Ini berarti, Michael di Thamrin City dan banyak pelaku usaha lainnya sudah tidak bisa lagi melakukan live selling di platform digital. Sebab, sejak dikeluarkannya Permendag 31/2023, platform digital yang biasa ia pakai sudah kembali menjadi media sosial tanpa fitur yang mendukung kegiatan jual-beli.
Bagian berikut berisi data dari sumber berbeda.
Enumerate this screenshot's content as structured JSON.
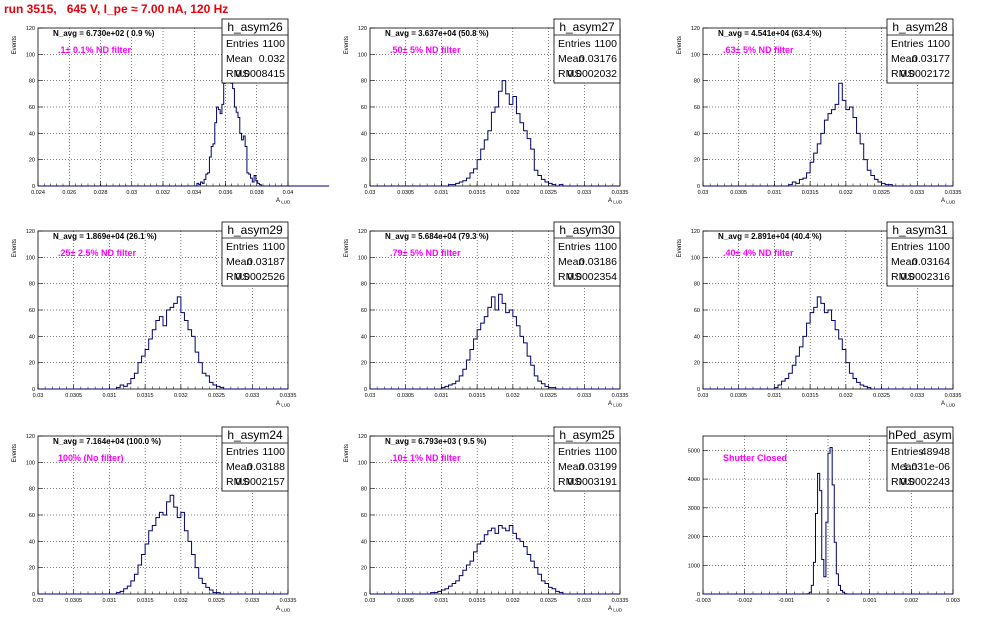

Jika pelaku usaha dan konsumen ingin melakukan transaksi digital, hal ini hanya bisa dilakukan lewat e-commerce.
Menteri Perdagangan, Zulkifli Hasan menekankan, pemerintah tidak melarang kegiatan jual-beli online. Kepada tim Detikcom, Zulkifli menyebut, rilisnya Permendag 31 tahun 2023 ini hanya mengatur ekosistem digital agar sehat dan berkelanjutan.
"Kita tidak anti, kita tidak melarang, yang ada kita mengatur. Jangan sampai ada platform digital, terus kita lain-lain bangkrut, ini tutup UMKM kita misalnya gulung tikar, industri kita tutup, barang impor nyerbu, jangan dong. Kita kalau mau ada ini, bantu dia untung, pertumbuhan ekonomi kita juga naik gitu UMKM-nya tambah pesatnya, industrinya tambah berkembang," tutur Zulkifli.
Sayang, belum ada informasi terbaru terkait pilihan lain bagi pelaku industri yang terlanjur tergantung dengan kemudahan bertransaksi. Satuan tugas dari Kementerian Komunikasi dan Informatika juga dikerahkan untuk menindaklanjuti peraturan terbaru ini. Menteri Komunikasi dan Informatika Budi Arie Setiadi menuturkan, bagi platform atau konten digital yang tidak sesuai dengan regulasi akan terkena sanksi administratif, hingga penutupan akses.
"Ya macam-macam. Ada denda, ada take down, ada pemberitahuan, peringatan, dan sebagainya. Tergantung levelnya. Kalau masih bisa diajak ngomong, kita omongin. Jadi, Kominfo juga terus melakukan fasilitasi dan monitoring dengan melakukan pemutusan akses terkait konten produk yang diperdagangkan dengan aturan khusus. Jadi sejak 21 Agustus sampai 12 Oktober 2023, Kementerian Kominfo telah memutus akses atau take down 1385 konten perdagangan dengan aturan khusus. Baik produknya, harganya, harus fair," jelas Budi.